I recently sat down with Dr. Tsedeke Abate, leader of the Drought Tolerant Maize for Africa
(DTMA) initiative, which is jointly administered by CIMMYT and IITA. He caught me up to speed on DTMA's work, which recently wrapped up after 10 years’ worth of research on increasing maize productivity and resilience during times of drought in 13 African countries. The initiative itself had three main objectives, detailed below.
1. Product development and testing
Over the course of the initiative, more than 200 unique and improved drought-tolerant maize varieties have been bred, leading to comparable or higher maize yields under normal conditions and increased maize yields during drought.
2. Product promotion and delivery
CIMMYT and IITA have partnered with country-level agricultural education and training (AET) systems
, researchers, seed companies, government ministries, community-based organizations and more in order to increase institutional capacity and to ensure this work will continue now that the initiative has been completed.
3. Enhancing impacts
For the new varieties to be picked up and disseminated through formal seed networks, they need to be commercialized by seed companies.
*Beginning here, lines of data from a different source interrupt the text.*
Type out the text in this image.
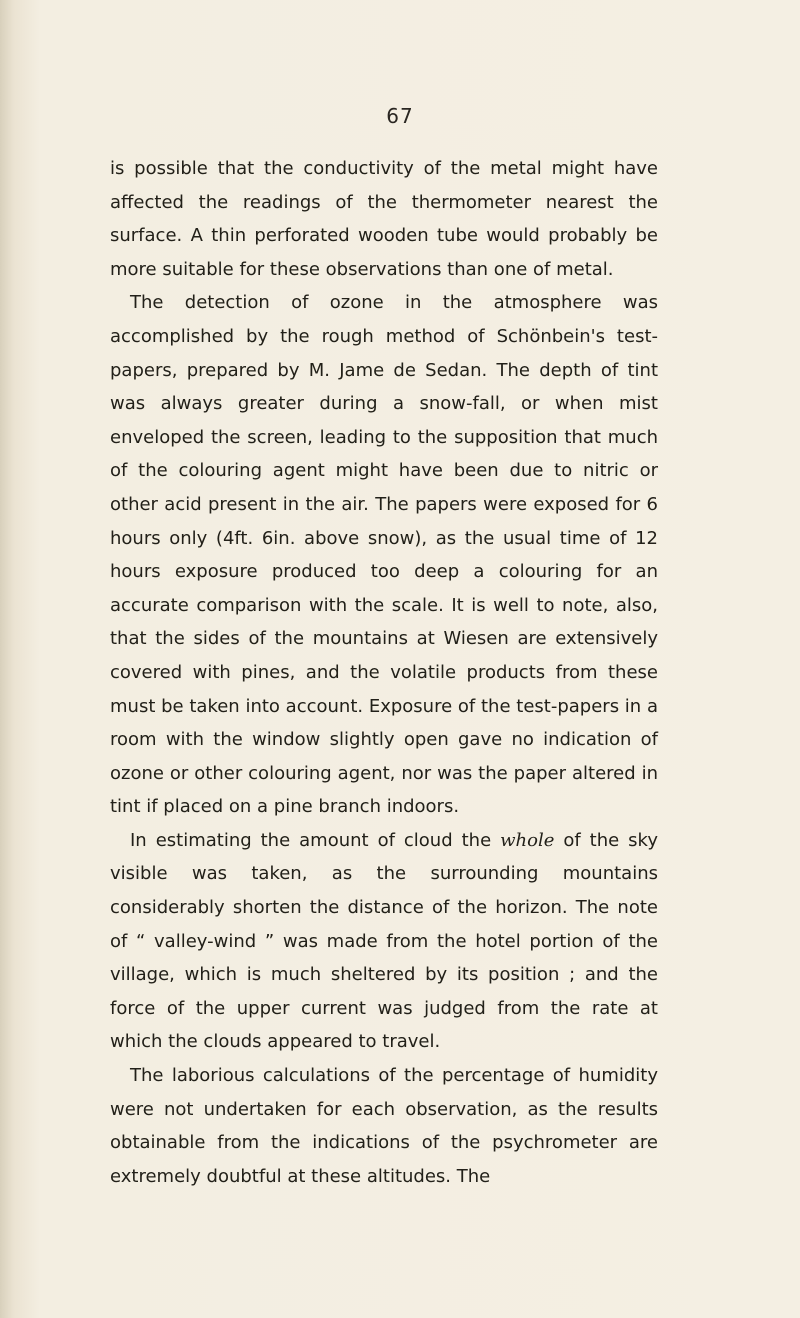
67

is possible that the conductivity of the metal might have affected the readings of the thermometer nearest the surface. A thin perforated wooden tube would probably be more suitable for these observations than one of metal.

The detection of ozone in the atmosphere was accomplished by the rough method of Schönbein's test-papers, prepared by M. Jame de Sedan. The depth of tint was always greater during a snow-fall, or when mist enveloped the screen, leading to the supposition that much of the colouring agent might have been due to nitric or other acid present in the air. The papers were exposed for 6 hours only (4ft. 6in. above snow), as the usual time of 12 hours exposure produced too deep a colouring for an accurate comparison with the scale. It is well to note, also, that the sides of the mountains at Wiesen are extensively covered with pines, and the volatile products from these must be taken into account. Exposure of the test-papers in a room with the window slightly open gave no indication of ozone or other colouring agent, nor was the paper altered in tint if placed on a pine branch indoors.

In estimating the amount of cloud the whole of the sky visible was taken, as the surrounding mountains considerably shorten the distance of the horizon. The note of “ valley-wind ” was made from the hotel portion of the village, which is much sheltered by its position ; and the force of the upper current was judged from the rate at which the clouds appeared to travel.

The laborious calculations of the percentage of humidity were not undertaken for each observation, as the results obtainable from the indications of the psychrometer are extremely doubtful at these altitudes. The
Again, DTMA helped seed companies to commercialize by building their capacity and helping them produce the new varieties while also addressing other ways they’re deficient. As a result of the DTMA initiative, more than 100 companies have worked with DTMA, and each year they are increasing the varieties of seeds in each country. More than 54,000 tons of improved seed were produced and distributed across the 13 countries in 2014 alone.
The initiative recently released a series of infographics
highlighting the different improved maize varieties released under DTMA in each of the countries that DTMA worked, along with other valuable information for each variety including:
- Maturity range
- Owner (seed company/distributor)
- Suitable agro-ecologies for each variety
- Yield range
The infographic for Zambia's maize varieties. Credit: DTMA/CIMMYT.
Each infographic also outlines country-level priorities moving forward to ensure that varieties continue to be developed and disseminated as well as remaining challenges to overcome, like farmer adoption. In many countries, barriers to adoption
include constraints like high seed price and inadequate or inaccessible information for farmers. Check out the graphic below for the range of constraints identified in 10 of the countries, which vary widely from country to country. This supports the fact that we need tailored solutions for each unique country context.
Sourced from DT Maize Vol. 4 No. 4, December 2015. Credit: DTMA/CIMMYT.
A future project
will build upon the work that DTMA has accomplished, but will broaden the research objectives to include variety development to better suit other types of stress, not just drought. These other stressors and emerging challenges might include pests, disease and heat. The next project will also address variety development for desirable traits like improved nutritional content.